Most Talked-About Topics
Selected based on the occurrence of keywords in Twitter posts concerning the China-U.S. relationship in the past week

Trump Enters 2024 Race For President 
Former U.S. President Donald Trump announced this week he will be running for a second term in office in the upcoming 2024 American presidential election. During his announcement speech, he referred to Covid-19 as the “China virus”, a remark that has received negative criticism on Twitter, with users reflecting on the wave of anti-Asian hate the term caused during the pandemic. 

Biden's Remark on Taiwan
After meeting with China’s President Xi in person on Monday, Biden stated he does not believe there is an “imminent attempt” from China to invade Taiwan.

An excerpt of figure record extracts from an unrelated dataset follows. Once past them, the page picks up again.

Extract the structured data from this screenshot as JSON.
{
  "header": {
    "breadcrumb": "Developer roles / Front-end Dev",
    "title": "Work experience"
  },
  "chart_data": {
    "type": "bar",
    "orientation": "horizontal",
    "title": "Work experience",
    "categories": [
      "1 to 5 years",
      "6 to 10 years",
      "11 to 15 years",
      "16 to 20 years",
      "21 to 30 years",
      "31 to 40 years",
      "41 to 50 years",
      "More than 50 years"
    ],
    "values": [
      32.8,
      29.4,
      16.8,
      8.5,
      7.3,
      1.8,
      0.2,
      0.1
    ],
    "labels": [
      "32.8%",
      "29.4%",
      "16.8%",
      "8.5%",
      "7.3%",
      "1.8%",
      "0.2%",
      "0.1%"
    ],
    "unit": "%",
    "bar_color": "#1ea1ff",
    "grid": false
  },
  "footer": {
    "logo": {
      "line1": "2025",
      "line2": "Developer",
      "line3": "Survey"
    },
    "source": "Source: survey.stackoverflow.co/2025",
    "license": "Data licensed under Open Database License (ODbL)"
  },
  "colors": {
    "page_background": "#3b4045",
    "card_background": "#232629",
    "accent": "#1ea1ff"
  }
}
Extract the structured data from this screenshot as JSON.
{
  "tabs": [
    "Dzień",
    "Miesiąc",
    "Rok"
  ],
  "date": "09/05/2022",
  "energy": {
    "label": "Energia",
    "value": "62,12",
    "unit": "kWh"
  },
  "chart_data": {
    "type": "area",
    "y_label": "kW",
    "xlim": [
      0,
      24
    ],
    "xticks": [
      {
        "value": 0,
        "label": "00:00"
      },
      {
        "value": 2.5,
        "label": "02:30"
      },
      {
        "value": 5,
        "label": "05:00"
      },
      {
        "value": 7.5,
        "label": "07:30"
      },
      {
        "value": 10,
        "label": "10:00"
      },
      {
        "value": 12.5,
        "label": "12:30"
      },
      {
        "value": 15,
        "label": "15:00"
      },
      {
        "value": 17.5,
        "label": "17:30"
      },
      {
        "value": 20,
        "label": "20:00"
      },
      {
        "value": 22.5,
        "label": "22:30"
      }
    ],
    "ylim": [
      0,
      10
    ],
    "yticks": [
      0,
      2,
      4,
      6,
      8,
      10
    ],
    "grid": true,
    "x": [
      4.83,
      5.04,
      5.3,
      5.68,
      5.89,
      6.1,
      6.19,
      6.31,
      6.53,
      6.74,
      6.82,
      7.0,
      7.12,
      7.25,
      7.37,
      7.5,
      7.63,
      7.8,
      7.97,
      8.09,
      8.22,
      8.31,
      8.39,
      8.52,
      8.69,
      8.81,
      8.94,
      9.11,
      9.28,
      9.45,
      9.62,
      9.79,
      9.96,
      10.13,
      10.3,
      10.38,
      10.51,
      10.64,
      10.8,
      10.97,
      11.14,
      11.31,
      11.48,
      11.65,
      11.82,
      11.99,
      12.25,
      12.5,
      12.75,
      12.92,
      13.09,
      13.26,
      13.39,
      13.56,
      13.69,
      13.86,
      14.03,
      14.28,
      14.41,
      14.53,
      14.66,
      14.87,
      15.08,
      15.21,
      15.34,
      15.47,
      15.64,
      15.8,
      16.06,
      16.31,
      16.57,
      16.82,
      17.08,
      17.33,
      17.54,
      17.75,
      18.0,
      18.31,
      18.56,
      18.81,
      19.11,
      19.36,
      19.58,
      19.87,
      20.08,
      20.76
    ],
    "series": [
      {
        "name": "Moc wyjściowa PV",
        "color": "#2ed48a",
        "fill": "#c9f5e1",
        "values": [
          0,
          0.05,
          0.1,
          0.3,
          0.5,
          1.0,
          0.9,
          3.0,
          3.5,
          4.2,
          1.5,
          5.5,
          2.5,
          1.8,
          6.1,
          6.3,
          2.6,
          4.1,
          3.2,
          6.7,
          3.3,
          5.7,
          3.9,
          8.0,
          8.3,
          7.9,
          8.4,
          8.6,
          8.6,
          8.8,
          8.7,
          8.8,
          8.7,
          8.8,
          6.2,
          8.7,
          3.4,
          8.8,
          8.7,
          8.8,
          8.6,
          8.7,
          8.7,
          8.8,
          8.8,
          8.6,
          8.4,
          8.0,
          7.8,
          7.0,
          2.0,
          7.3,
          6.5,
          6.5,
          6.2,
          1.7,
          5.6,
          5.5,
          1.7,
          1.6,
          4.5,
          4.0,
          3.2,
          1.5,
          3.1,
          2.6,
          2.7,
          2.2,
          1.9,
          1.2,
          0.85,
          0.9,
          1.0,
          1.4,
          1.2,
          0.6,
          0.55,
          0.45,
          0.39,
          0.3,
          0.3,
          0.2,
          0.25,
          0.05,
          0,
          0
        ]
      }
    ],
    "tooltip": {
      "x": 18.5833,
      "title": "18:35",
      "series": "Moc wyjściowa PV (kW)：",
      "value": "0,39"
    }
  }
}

Sentiment on Twitter is critical of Biden's statement, with users expressing mistrust in both the President and China.

Top Tweet
Released earlier this week, No Limits: The Inside Story of China's War with the West details the story of a turning point in international relations, as told by Andrew Small, senior fellow at the German Marshall Fund. Small provides the timeline of how many western politicians and business leaders, from Washington to Berlin, have transformed from some of Beijing’s closest partners to its harshest opponents. In what is called the geopolitical issue of our age, Small looks beyond great power politics and looks into the historical relationship between China, the U.S., Europe, and beyond. Newsweek calls No Limits, “a compelling, first-person perspective on the West's awakening to the systemic challenges posed by China."
  • November 15-16: The 17th G20 Heads of State and Government Summit, in Bali, Indonesia.
  • November 18-19: Asia-Pacific Economic Cooperation (APEC) summit in Thailand.  President Xi is expected to attend. 
  • December 1: French President Emmanuel Macron and his wife will make first state visit to the U.S. under the Biden Administration. 
  • December 5-17: The COP15 UN Biodiversity Conference location has been moved from China to Canada due to uncertainties around Covid-19. China will continue to chair the conference.